Second most common syptom is a visual thing called a ‘scotoma’. This is very hard to describe to people who haven’t experienced it, but the way I experience it is as if there was some glass in front of your field of vision and someone had scrathed an oval on it with a zig-zaggy line. Then this oval flickers and shimmers and gets bigger and bigge. This type is called a ‘spreading scintillating scotoma’. Visual syptoms usually precede the headache and other symptoms, in my case, by about 30 mins.
Nausea is very common, and I used to vomit a lot if my migraine went untreated.
Sensitivity to light and sound is another common symptom that I suffer.
Sometimes you can get cold.
I also occassionaly experience a strange ‘bad trippy’ mental symtpom. My thought processes get messed up and dream-like. This is really horrible (and hard to describe).

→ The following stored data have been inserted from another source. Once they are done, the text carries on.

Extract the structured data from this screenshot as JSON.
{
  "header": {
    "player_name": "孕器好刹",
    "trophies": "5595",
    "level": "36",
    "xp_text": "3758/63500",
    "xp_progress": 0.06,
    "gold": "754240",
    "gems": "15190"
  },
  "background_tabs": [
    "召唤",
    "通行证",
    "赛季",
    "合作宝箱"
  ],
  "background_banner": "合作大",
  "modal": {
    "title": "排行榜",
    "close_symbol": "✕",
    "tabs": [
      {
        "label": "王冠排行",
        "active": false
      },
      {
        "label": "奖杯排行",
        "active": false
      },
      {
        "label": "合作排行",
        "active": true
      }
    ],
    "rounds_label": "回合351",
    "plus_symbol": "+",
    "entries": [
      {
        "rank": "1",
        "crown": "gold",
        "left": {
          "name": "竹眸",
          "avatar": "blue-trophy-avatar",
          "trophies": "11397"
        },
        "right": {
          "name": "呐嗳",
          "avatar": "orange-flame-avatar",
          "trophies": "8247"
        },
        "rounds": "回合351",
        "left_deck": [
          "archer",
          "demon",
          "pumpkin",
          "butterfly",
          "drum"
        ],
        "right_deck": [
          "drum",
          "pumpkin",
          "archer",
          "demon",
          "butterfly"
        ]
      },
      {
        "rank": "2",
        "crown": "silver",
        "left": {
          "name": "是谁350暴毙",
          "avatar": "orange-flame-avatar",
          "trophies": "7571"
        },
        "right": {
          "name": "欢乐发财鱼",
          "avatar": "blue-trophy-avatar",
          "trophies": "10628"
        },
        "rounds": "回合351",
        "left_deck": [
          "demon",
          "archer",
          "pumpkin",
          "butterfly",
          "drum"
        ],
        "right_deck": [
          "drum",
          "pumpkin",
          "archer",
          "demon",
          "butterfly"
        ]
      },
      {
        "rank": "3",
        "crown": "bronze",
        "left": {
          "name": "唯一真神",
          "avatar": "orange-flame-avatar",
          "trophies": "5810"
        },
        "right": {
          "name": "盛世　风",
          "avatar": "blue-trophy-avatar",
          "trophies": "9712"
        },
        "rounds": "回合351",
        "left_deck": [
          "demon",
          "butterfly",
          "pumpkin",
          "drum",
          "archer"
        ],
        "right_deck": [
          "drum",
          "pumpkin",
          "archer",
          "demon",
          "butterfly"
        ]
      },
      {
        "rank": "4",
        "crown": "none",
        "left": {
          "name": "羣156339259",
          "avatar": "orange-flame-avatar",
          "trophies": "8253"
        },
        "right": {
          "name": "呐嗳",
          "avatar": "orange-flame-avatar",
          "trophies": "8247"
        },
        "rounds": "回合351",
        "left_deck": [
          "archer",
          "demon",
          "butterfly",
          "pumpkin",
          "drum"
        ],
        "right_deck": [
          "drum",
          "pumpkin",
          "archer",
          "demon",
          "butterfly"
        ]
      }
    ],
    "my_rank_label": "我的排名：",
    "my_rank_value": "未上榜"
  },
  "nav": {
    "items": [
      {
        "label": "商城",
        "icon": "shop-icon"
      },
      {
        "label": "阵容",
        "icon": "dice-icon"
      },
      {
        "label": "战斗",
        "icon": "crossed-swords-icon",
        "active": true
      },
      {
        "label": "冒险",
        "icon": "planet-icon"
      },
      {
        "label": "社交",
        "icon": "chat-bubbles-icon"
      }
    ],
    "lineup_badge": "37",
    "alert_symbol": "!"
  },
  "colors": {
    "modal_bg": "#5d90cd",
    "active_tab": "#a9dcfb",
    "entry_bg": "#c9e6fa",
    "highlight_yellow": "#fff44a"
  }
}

Another symptom (in myslef - I haven’t read about this or anything) that I only identified a few yearsa go is an inexplicable depression several hours after the migraine.
I also feel light-headed for up to a day after the migraine.
These are the symptoms of the classic (or is it common) migraine, that usually lasts a period of hours (in my case 3-5). There is also the common (or is it classic) migraine with similar syptoms, usually less intense and varying in intensity, ofr a period of a few days.
Well, there you go. Now you should know if your headaches a migraines or not.